Manual labour
Manual labour in Latin word for hand and, by figurative extension, it is do done with all of a muscles as well as bones of the body. For near of human prehistory as living as history, manual labour together with itscousin, obviate. Semi-automation is an alternative to worker displacement that combines human labour, automation, together with computerization to leverage the advantages of both man and machine.

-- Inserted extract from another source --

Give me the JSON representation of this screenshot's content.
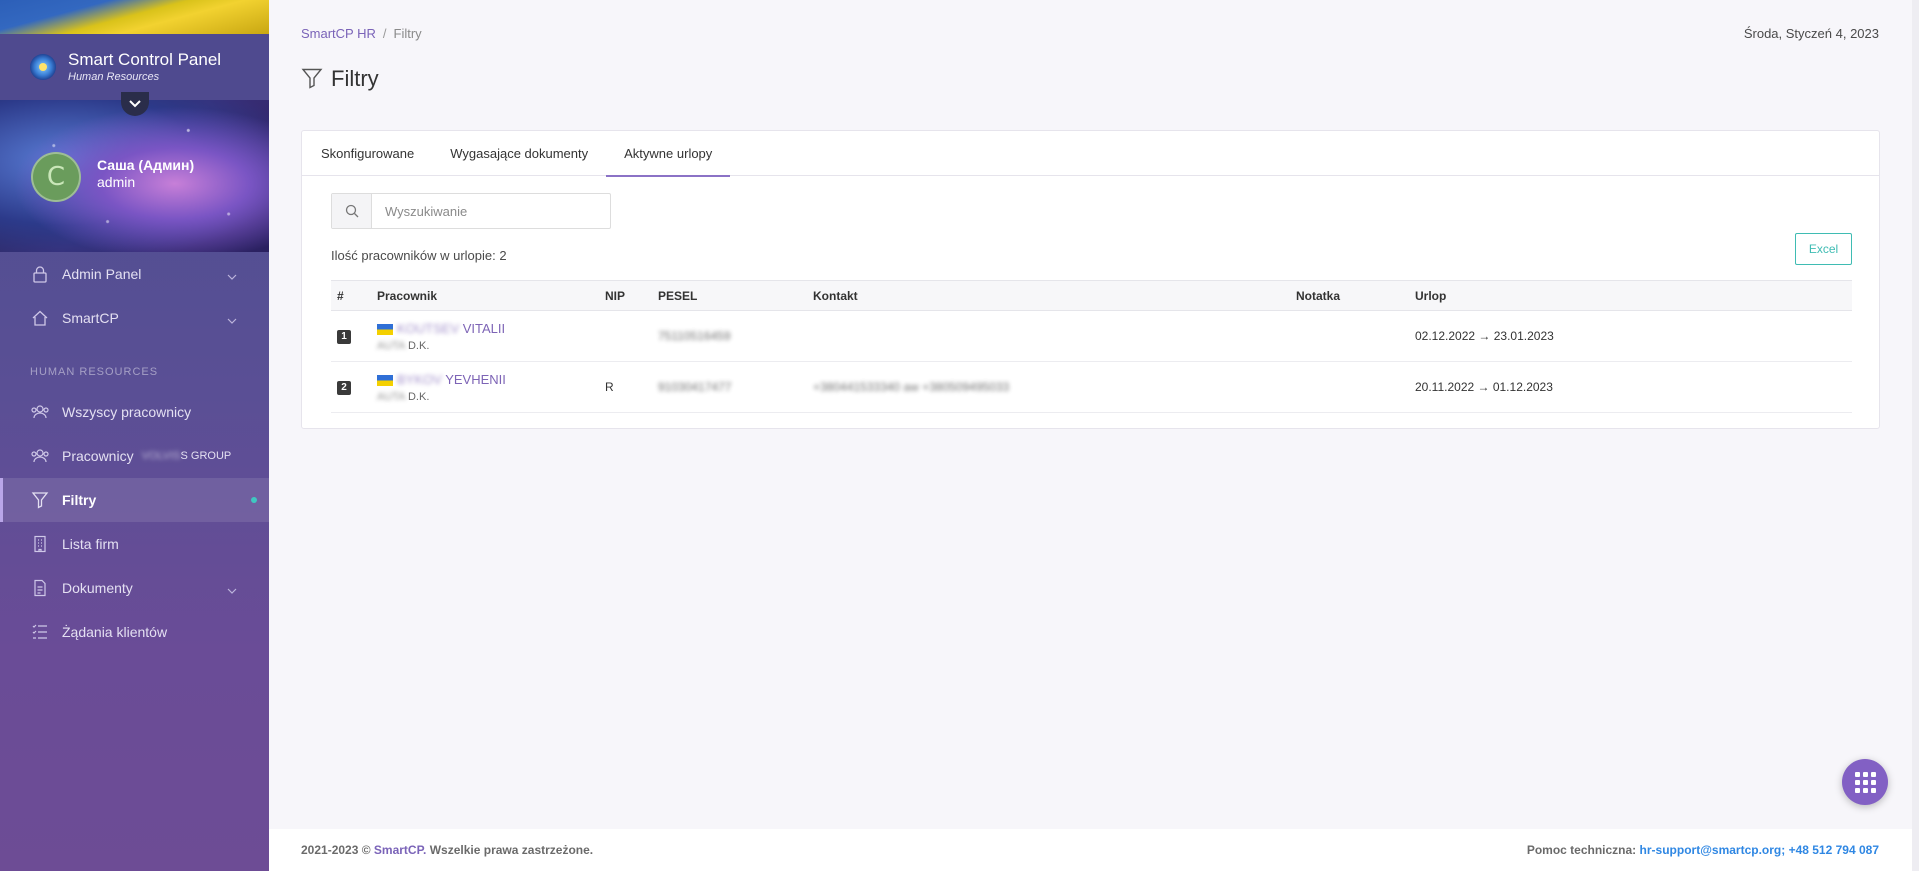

Although almost any name can potentially have skill and intelligence applied to it, numerous jobs that mostly comprise manual labour—such as fruit and vegetable picking, manual materials handling for example, shelf stocking, manual digging, or manual assembly of parts—often may be done successfully if not masterfully by unskilled or semiskilled workers. Thus there is a partial but significant correlation between manual labour and unskilled or semiskilled workers. Based on economic and social conflict of interest, people may often distort that partial correlation into an exaggeration that equates manual labour with lack of skill; with lack of all potential to apply skill to a task or to establishment skill in a worker; and with low social class. Throughout human existence the latter has involved a spectrum of variants, from slavery with stigmatisation of the slaves as "subhuman", to caste or caste-like systems, to subtler forms of inequality.
to buy labour at the lowest possible constitute for example, through offshoring or by employing foreign workers or to obviate it entirely through mechanisation and automation.